In a stinging rebuke to Ontario Superior Court Justice Robert Scott, the Ontario Court of Appeal said Tuesday that trial judges are meant to be seen and not heard.
“Trial judges are, at bottom, listeners,” wrote Justices David Doherty, James MacPherson and Eleanore Cronk. “It bears mention that trial judges, like appellate judges, must preside in a judicious fashion.”
In ruling on one of the cases on Tuesday, the court cited another botched trial Justice Scott had presided over in 2012: “In both instances, public resources were wasted, great inconvenience to the parties resulted and the integrity of the administration of justice was tarnished.”
The appellants in Tuesday’s case were convicted of conspiring to produce and traffic marijuana.
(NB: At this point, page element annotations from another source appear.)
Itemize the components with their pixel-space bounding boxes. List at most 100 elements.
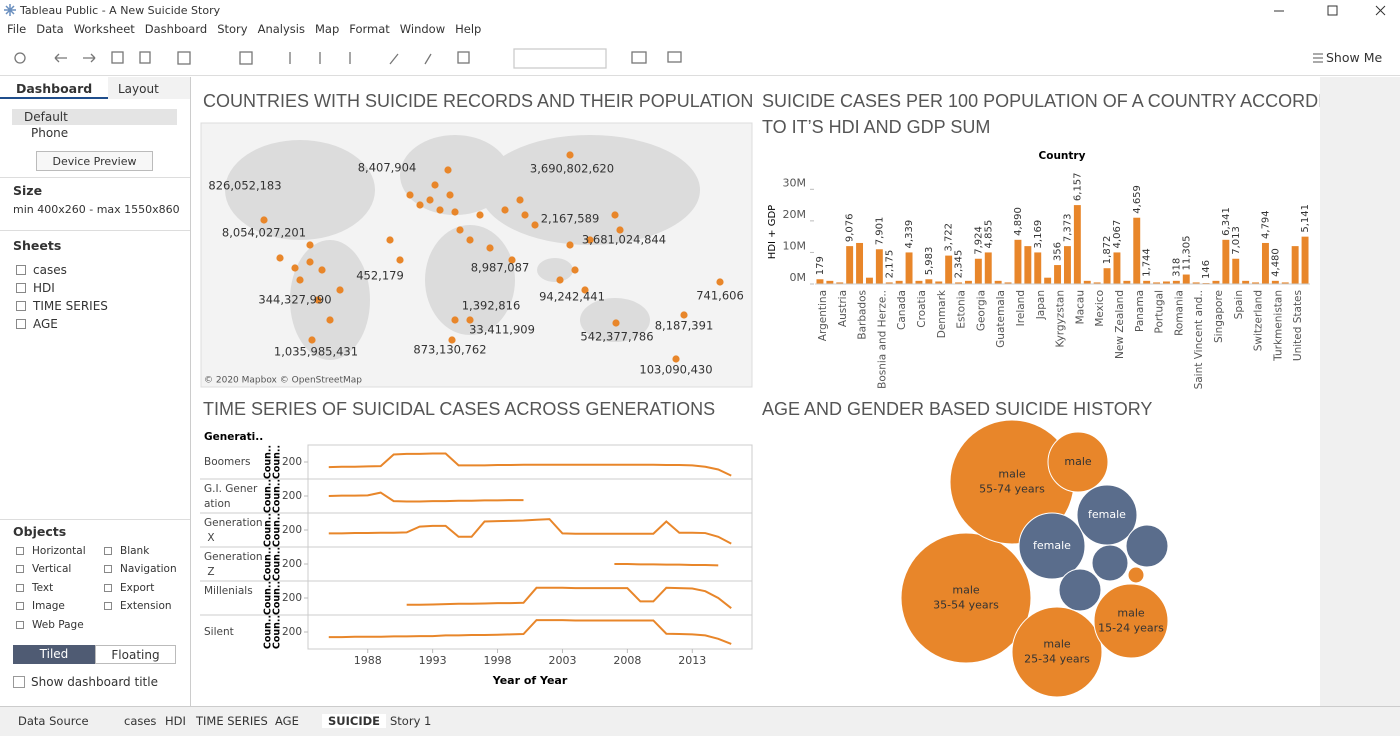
- bubble: [1127, 566, 1145, 584]
- menu-item[interactable]: Window: [399, 22, 446, 36]
- device-default[interactable]: Default: [12, 109, 177, 125]
- menu-item[interactable]: Map: [314, 22, 340, 36]
- bar-title: SUICIDE CASES PER 100 POPULATION OF A CO…: [762, 91, 1320, 137]
- object-icon: [16, 602, 24, 611]
- y-tick-label: 200: [282, 626, 302, 638]
- x-tick-label: Kyrgyzstan: [1055, 290, 1067, 348]
- row-axis-label: Coun..: [272, 615, 283, 649]
- country-dot: [306, 258, 314, 266]
- bar: [1024, 246, 1032, 284]
- object-item[interactable]: Extension: [120, 600, 172, 613]
- bar-label: 4,794: [1260, 210, 1271, 239]
- row-label-line: Generation: [204, 551, 263, 563]
- sheet-tab[interactable]: TIME SERIES: [196, 714, 268, 728]
- y-tick-label: 0M: [790, 271, 807, 284]
- object-item[interactable]: Horizontal: [32, 545, 86, 557]
- land: [480, 135, 700, 245]
- sheet-item[interactable]: TIME SERIES: [33, 299, 108, 313]
- size-dropdown[interactable]: min 400x260 - max 1550x860: [13, 203, 180, 216]
- toolbar-icons[interactable]: [0, 40, 700, 76]
- x-tick-label: Turkmenistan: [1272, 290, 1284, 362]
- menu-item[interactable]: Format: [349, 22, 390, 36]
- checkbox[interactable]: [13, 676, 25, 688]
- bar: [935, 281, 943, 284]
- menu-item[interactable]: Story: [217, 22, 248, 36]
- bar-label: 179: [815, 256, 826, 275]
- bar: [865, 277, 873, 284]
- bar-y-label: HDI + GDP: [767, 205, 778, 259]
- sheet-tab[interactable]: cases: [124, 714, 157, 728]
- sheet-item[interactable]: HDI: [33, 281, 55, 295]
- object-item[interactable]: Text: [32, 581, 54, 594]
- sheet-item[interactable]: cases: [33, 263, 67, 277]
- menu-item[interactable]: Dashboard: [144, 22, 208, 36]
- object-item[interactable]: Web Page: [32, 618, 84, 631]
- show-title-label[interactable]: Show dashboard title: [31, 675, 158, 689]
- show-me-icon: [1313, 53, 1323, 63]
- menu-item[interactable]: Worksheet: [73, 22, 135, 36]
- object-item[interactable]: Blank: [120, 545, 150, 557]
- country-dot: [386, 236, 394, 244]
- bar: [875, 249, 883, 284]
- y-tick-label: 30M: [783, 176, 807, 189]
- country-dot: [431, 181, 439, 189]
- object-item[interactable]: Image: [32, 600, 65, 613]
- bar-label: 3,169: [1033, 220, 1044, 249]
- y-tick-label: 200: [282, 456, 302, 468]
- row-label-line: X: [204, 532, 215, 544]
- bar-label: 4,339: [904, 220, 915, 249]
- bar: [846, 246, 854, 284]
- floating-button[interactable]: Floating: [95, 645, 176, 664]
- row-label-line: Z: [204, 566, 215, 578]
- row-axis-label: Coun..: [272, 547, 283, 581]
- device-preview-button[interactable]: Device Preview: [36, 151, 153, 171]
- dashboard: COUNTRIES WITH SUICIDE RECORDS AND THEIR…: [200, 91, 1320, 698]
- bubble-label: male: [1064, 455, 1092, 468]
- object-item[interactable]: Navigation: [120, 563, 177, 576]
- object-icon: [104, 602, 112, 611]
- tiled-button[interactable]: Tiled: [13, 645, 95, 664]
- menu-item[interactable]: Help: [455, 22, 482, 36]
- tab-dashboard[interactable]: Dashboard: [0, 77, 108, 99]
- country-dot: [680, 311, 688, 319]
- object-item[interactable]: Vertical: [32, 563, 72, 576]
- sheet-tab[interactable]: HDI: [165, 714, 186, 728]
- object-icon: [104, 565, 112, 574]
- country-dot: [318, 266, 326, 274]
- sheet-tabs: Data Source cases HDI TIME SERIES AGE SUICIDE…: [0, 706, 1400, 736]
- object-item[interactable]: Export: [120, 581, 155, 594]
- country-dot: [448, 336, 456, 344]
- sheet-tab[interactable]: Data Source: [18, 714, 89, 728]
- menu-item[interactable]: Data: [36, 22, 64, 36]
- row-label-line: Millenials: [204, 585, 253, 597]
- bar-label: 318: [1171, 258, 1182, 277]
- sheet-tab[interactable]: Story 1: [390, 714, 432, 728]
- series-line: [328, 452, 732, 477]
- menu-item[interactable]: File: [7, 22, 27, 36]
- bubble-title: AGE AND GENDER BASED SUICIDE HISTORY: [762, 399, 1152, 419]
- sheet-icon: [16, 301, 26, 311]
- menu-bar: File Data Worksheet Dashboard Story Analysis M…: [0, 22, 1400, 40]
- country-dot: [672, 355, 680, 363]
- row-axis-label: Coun..: [272, 445, 283, 479]
- country-dot: [314, 296, 322, 304]
- sheet-tab[interactable]: SUICIDE: [322, 714, 387, 728]
- tab-layout[interactable]: Layout: [108, 77, 190, 99]
- sheet-item[interactable]: AGE: [33, 317, 58, 331]
- bar: [1054, 265, 1062, 284]
- bar-label: 2,345: [954, 250, 965, 279]
- menu-item[interactable]: Analysis: [257, 22, 305, 36]
- objects-heading: Objects: [13, 524, 67, 539]
- device-phone[interactable]: Phone: [31, 126, 69, 140]
- sheet-tab[interactable]: AGE: [275, 714, 299, 728]
- bar-label: 7,924: [973, 226, 984, 255]
- map-label: 741,606: [696, 289, 744, 303]
- bar: [1063, 246, 1071, 284]
- map-label: 3,690,802,620: [530, 162, 614, 176]
- map-label: 3,681,024,844: [582, 233, 666, 247]
- show-me[interactable]: Show Me: [1326, 50, 1383, 65]
- size-heading: Size: [13, 183, 43, 198]
- window-controls[interactable]: [1268, 4, 1393, 18]
- bar: [974, 258, 982, 284]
During their trial, Justice Scott had strongly implied that a key witness was committing perjury.
Defence counsel Frank Addario and Megan Savard argued successfully in the Court of Appeal that their trial amounted to a miscarriage of justice.
In the case that was overturned last year, Lloyd v Bush, Justice Scott heard a lawsuit involving an accident between an automobile and a loaded propane truck on a snowy road.
In ordering a retrial, the Court of Appeal upbraided him for being closed-minded and foisting his own “entirely erroneous” conclusions onto the proceeding.
The appeal judges admonished him for impugning the integrity of an expert witness and repeatedly insisting, inaccurately, that the plaintiff had accused the local township of proffering fraudulent evidence.
The rebukes were remarkable, coming from a court which until a decade ago had declined to even name the trial judges whose decisions were being appealed.
“This court has rebuked trial judges before, but this was a schooling for which there is no precedent,” Scott Cowan, a veteran Toronto defence lawyer, said in an interview.
Based in Belleville, Ont., Justice Scott is best known for presiding over former air-force colonel Russell Williams’s 2010 trial for the murder of Jessica Lloyd and Marie-France Comeau.
Norman Boxall, president of the Criminal Lawyers’ Association, said that many judges who cross lines of propriety are never caught out because defendants cannot afford an appeal.
“There is also a reluctance on the part of some lawyers in smaller jurisdictions to make allegations against judges since they are likely to appear in front of the same judge a week later,” he said.
In yet another case last week, Ontario Court Justice Bruno Cavion was raked over the coals by Ontario Superior Court Justice Ken Campbell.
Sitting on an appeal of an impaired driving case, Justice Campbell condemned Judge Cavion for persistently taking over the cross-examination of witnesses.
His interference was especially flagrant when a police officer testified, Judge Campbell said.
“It must be said that it was the trial judge, not the Crown, who conducted this cross-examination,” he said. “There is no gainsaying the reality that the trial judge usurped the role of Crown counsel in the examination.”